The move comes after an investigation by the US-based non-profit organisation ProPublica revealed that businesses were able to target ads at people based on being “Jew haters”.
Other monetisable topics included “how to burn Jews” and “history of ‘why Jews ruin the world.’”
ProPublica then paid $30 (€25.12) to target those groups with ‘promoted posts’, where a ProPublica article or post was displayed in the news feeds of those displaying anti-Semitic interests. According to ProPublica, Facebook approved the ads.
Once people put those phrases on their Facebook profiles, the anti-Semitic topics automatically migrated onto the company’s advertising platform, as if they were education or job data that would be useful to marketers, Facebook said.
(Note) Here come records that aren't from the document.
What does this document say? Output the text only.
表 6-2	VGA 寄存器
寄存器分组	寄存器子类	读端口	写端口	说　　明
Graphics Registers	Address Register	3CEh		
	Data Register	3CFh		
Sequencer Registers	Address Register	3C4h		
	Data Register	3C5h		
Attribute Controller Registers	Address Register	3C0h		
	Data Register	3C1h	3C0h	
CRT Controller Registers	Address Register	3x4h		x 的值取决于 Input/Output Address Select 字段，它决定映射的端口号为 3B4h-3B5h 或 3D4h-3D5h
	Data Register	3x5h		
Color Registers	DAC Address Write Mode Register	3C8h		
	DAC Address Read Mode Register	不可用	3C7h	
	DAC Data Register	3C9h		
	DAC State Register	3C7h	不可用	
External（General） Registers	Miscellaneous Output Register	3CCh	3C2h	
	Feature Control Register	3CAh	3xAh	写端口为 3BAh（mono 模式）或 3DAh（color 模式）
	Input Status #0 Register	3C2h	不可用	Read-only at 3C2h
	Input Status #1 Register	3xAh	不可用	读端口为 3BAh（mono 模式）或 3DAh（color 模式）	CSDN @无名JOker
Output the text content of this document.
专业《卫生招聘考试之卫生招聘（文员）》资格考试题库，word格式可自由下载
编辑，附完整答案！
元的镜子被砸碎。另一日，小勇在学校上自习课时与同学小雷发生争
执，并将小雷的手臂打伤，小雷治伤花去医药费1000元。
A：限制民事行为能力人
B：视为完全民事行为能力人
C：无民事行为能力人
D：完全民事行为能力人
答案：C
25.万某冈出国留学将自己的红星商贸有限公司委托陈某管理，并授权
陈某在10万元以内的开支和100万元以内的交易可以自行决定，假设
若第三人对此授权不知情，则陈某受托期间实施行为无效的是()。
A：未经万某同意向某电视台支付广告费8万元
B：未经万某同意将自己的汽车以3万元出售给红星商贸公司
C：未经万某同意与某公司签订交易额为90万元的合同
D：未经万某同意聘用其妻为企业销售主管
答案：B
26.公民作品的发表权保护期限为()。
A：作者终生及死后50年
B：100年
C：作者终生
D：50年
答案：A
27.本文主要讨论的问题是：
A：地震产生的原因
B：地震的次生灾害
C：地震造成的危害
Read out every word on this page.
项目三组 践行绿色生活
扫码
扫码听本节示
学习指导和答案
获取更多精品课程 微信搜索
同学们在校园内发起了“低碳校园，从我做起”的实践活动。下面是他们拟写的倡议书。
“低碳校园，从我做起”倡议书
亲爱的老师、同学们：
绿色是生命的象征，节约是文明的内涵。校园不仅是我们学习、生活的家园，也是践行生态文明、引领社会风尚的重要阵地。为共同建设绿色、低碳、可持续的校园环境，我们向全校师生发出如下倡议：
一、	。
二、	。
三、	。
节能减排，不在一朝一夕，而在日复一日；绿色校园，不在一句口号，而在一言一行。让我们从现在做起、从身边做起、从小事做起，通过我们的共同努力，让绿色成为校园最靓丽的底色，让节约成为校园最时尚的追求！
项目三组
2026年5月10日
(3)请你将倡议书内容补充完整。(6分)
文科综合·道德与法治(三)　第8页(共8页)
“As people fill in their education or employer on their profile, we have found a small percentage of people who have entered offensive responses, in violation of our policies,” said Facebook in a statement.
“ProPublica surfaced that these offensive education and employer fields were showing up in our ads interface as targ- etable audiences for campaigns. We immediately removed them.
“Given that the number of people in these segments was incredibly low, an extremely small number of people were targeted in these campaigns.
“To help ensure that targeting is not used for discriminatory purposes, we are removing these self-reported targeting fields until we have the right processes in place to help prevent this issue. We want Facebook to be a safe place for people and businesses, and we’ ll continue to do everything we can to keep hate off Facebook.”
Facebook said last week an operation based in Russia spent $100,000 (€84,000) on thousands of US ads promoting social and political messages over a two-year period through May, fuelling concerns about foreign meddling in US elections.
The company said it shut down 470 “inauthentic” accounts as part of an internal investigation into those ads.